La respuesta es que la cabezonería y la mediocridad suelen ir de la mano. En la Cataluña actual sería improbable una figura como la difunta Carme Balcells, y los jóvenes Vargas Llosa y García Márquez se lo pensarían más a la hora de asentarse en Barcelona. Como lo hizo el estudiante mexicano que se sentaba a mi lado en la UAB y tuvo que irse al turno de tarde porque la mayoría de la clase se negó a dar una asignatura en castellano para que la entendieran los Erasmus. Lo que sí tenemos es una prensa y clase política servil que, sabiendo que en la calle Ganduxer de Barcelona había un piso donde los empresarios abonaban el 3%, no dijo nada por el bien de “Cataluña”. Había que preservar el «oasis» con el que mirábamos por encima del hombro a los cutres españoles. Los que votaron ayer la lista de Junts Pel Sí han avalado indirectamente esa política de mordidas y han apoyado una lista encabezada por un tipo cuyo gran trabajo como eurodiputado fue exigir a la Comisión Europea (la de los refugiados, Siria, Grecia, etc..) que se pronunciase sobre un pisotón de Pepe a Messi. Sí, ese es el nivel de la Cataluña culta y moderna que algunos quieren parir con forces.
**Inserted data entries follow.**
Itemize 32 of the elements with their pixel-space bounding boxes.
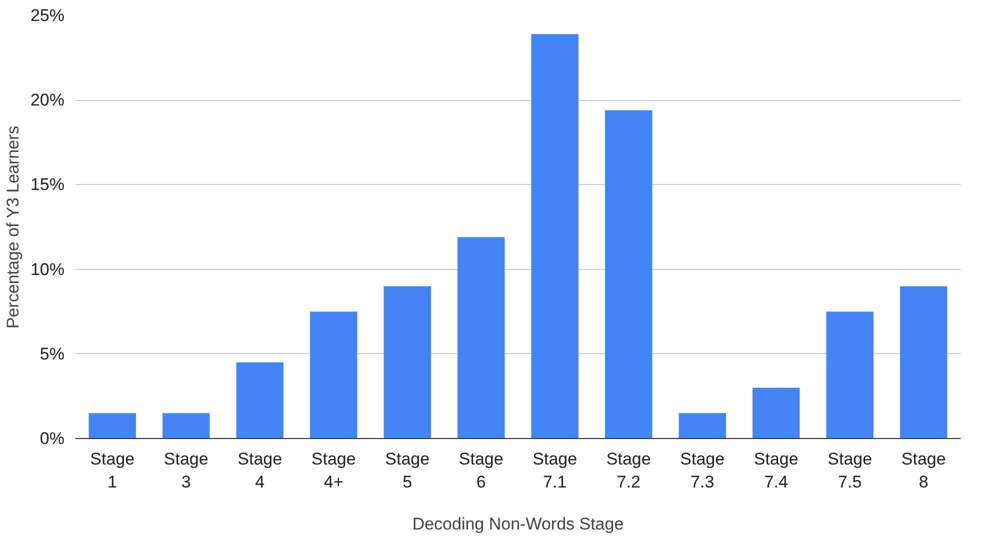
x-tick-label: Stage 7.1 bbox=[532, 450, 578, 492]
y-tick-label: 10% bbox=[30, 260, 65, 279]
x-tick-label: Stage 3 bbox=[164, 450, 208, 492]
y-tick-label: 15% bbox=[30, 175, 65, 194]
bar bbox=[458, 237, 505, 438]
x-tick-label: Stage 7.5 bbox=[828, 450, 872, 492]
bar bbox=[88, 413, 136, 438]
bar bbox=[162, 413, 210, 438]
x-tick-label: Stage 7.2 bbox=[606, 450, 651, 492]
bar bbox=[752, 388, 800, 438]
bar bbox=[605, 110, 652, 438]
y-tick-label: 20% bbox=[30, 90, 65, 110]
x-tick-label: Stage 7.4 bbox=[754, 450, 798, 492]
bar bbox=[531, 34, 578, 438]
y-tick-label: 5% bbox=[40, 344, 65, 364]
bar bbox=[310, 312, 358, 438]
bar bbox=[826, 312, 874, 438]
x-tick-label: Stage 7.3 bbox=[680, 450, 725, 492]
bar bbox=[236, 362, 284, 438]
x-tick-label: Stage 4 bbox=[238, 450, 282, 492]
x-tick-label: Stage 1 bbox=[90, 450, 135, 492]
bar bbox=[384, 286, 431, 438]
x-tick-label: Stage 6 bbox=[458, 450, 504, 492]
y-axis-title: Percentage of Y3 Learners bbox=[3, 126, 22, 329]
y-tick-label: 25% bbox=[30, 6, 65, 25]
bar bbox=[900, 286, 948, 438]
bar bbox=[678, 413, 726, 438]
x-tick-label: Stage 4+ bbox=[311, 450, 356, 492]
x-tick-label: Stage 8 bbox=[901, 450, 946, 492]
x-axis-title: Decoding Non-Words Stage bbox=[412, 514, 624, 534]
x-tick-label: Stage 5 bbox=[385, 450, 430, 492]
y-tick-label: 0% bbox=[40, 429, 65, 448]
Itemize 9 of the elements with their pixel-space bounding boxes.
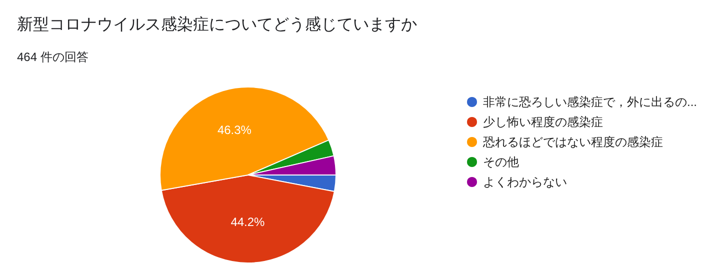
chart-title: 新型コロナウイルス感染症についてどう感じていますか [17, 16, 417, 34]
data-label: 44.2% [230, 215, 266, 229]
legend-label: 少し怖い程度の感染症 [483, 115, 603, 129]
text: 464 件の回答 [17, 50, 88, 64]
legend-label: その他 [483, 155, 519, 169]
legend-label: 恐れるほどではない程度の感染症 [482, 135, 663, 149]
legend-label: 非常に恐ろしい感染症で，外に出るの... [483, 95, 698, 109]
data-label: 46.3% [217, 122, 252, 137]
legend-label: よくわからない [483, 175, 567, 189]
Hasta “Coleta Morada” se ha ido con la ídem entre las piernas al comprobar que el nacionalismo es tan retorcido que cuando preguntas a la clase obrera si quiere conciencia de clase o bandera, prefiere bandera. A lo mejor la izquierda empieza a darse cuenta de que la igualdad es incompatible con el nacionalismo diferenciador. Más vale tarde que nunca. A lo mejor, hasta la derecha entiende que no se puede tener una visión de España exclusivamente castellana y que el relato y los gestos de empatía tienen más fuerza que las advertencias económicas o jurídicas. De momento, cada vez son más los que comienzan a hacerse preguntas que antes no se planteaban. Algo es algo. Me quedo con Jordi Ébole, nada sospechoso de fascismo opresor españolista, el día después en El Periódico: “¿Independencia? ¿Lo han manifestado de una manera rotunda? ¿De verdad que se puede hacer esa lectura de estos resultados? Yo creo que no. Y lo peor: seguiremos ahí estancados, con el monotema, mientras ningún gobierno hará nada para solucionar los problemas de la población”. Tampoco está mal lo que apunta una catalana por los cuatro costados como Anna Grau: «Mala utopía la que empieza tirando por la borda a la mitad de sus posibles futuros habitantes». Pues eso, que podremos ser invisibles, pero todavía no estamos locos ni vemos visiones.